On 14 December 2021, the Belarusian Parliament approved a bill recognizing the genocide of Belarusian people by the Nazis.

During World War II, the Nazis carried out 140 punitive operations throughout Belarus, razing over 200 towns and 9,000 villages. They set up 250 concentration camps for captured Soviet soldiers and 350 for civilians. 206,500 people perished in the largest of these camps alone. Overall, a third of the population at the time was killed by the Nazis (2.5 to 3 million people).

The victims comprised Belorusians as well as Jews, Russians, Tatars and Ukrainians. The Nazi plan was to Germanize this Lebensraum, or “living space”, by introducing Aryans and regarding the local populations as “wild Indians”.

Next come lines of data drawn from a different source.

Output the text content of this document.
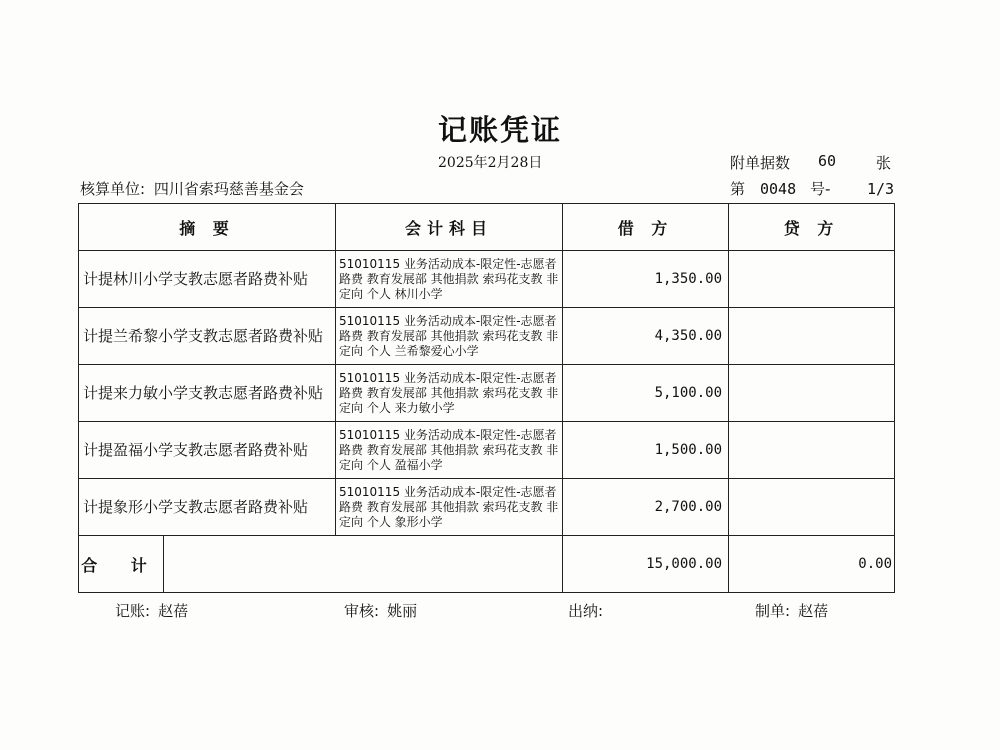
记账凭证
2025年2月28日	附单据数 60	张
核算单位: 四川省索玛慈善基金会	第 0048 号- 1/3
摘 要	会计科目	借 方	贷 方
计提林川小学支教志愿者路费补贴	51010115 业务活动成本-限定性-志愿者路费 教育发展部 其他捐款 索玛花支教 非定向 个人 林川小学	1,350.00	
计提兰希黎小学支教志愿者路费补贴	51010115 业务活动成本-限定性-志愿者路费 教育发展部 其他捐款 索玛花支教 非定向 个人 兰希黎爱心小学	4,350.00	
计提来力敏小学支教志愿者路费补贴	51010115 业务活动成本-限定性-志愿者路费 教育发展部 其他捐款 索玛花支教 非定向 个人 来力敏小学	5,100.00	
计提盈福小学支教志愿者路费补贴	51010115 业务活动成本-限定性-志愿者路费 教育发展部 其他捐款 索玛花支教 非定向 个人 盈福小学	1,500.00	
计提象形小学支教志愿者路费补贴	51010115 业务活动成本-限定性-志愿者路费 教育发展部 其他捐款 索玛花支教 非定向 个人 象形小学	2,700.00	

合 计		15,000.00	0.00
记账: 赵蓓	审核: 姚丽	出纳:	制单: 赵蓓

Several Israeli figures immediately objected to the recognition, considering that the Belarusians were killed for belonging to the resistance and that only the Jews were victims of a planned extermination. They are unfamiliar with the history of the Second World War in Eastern Europe and confound it with the Western European experience.

In Belarus, unlike Western Europe, the objective was not to target the Jews as such and to spare the rest of the population, but to kill indiscriminately all those who got in the way of the plan. In Mein Kampf, Adolf Hitler does not announce his intention to eliminate the Jews living in the West, but quite clearly to exterminate a large part of the East Slavic populations located in what he considers to be a "living space" for the Aryans.

This law is the first response to European Parliament resolutions and to Baltic and Ukrainian laws mixing Nazi and Soviet crimes.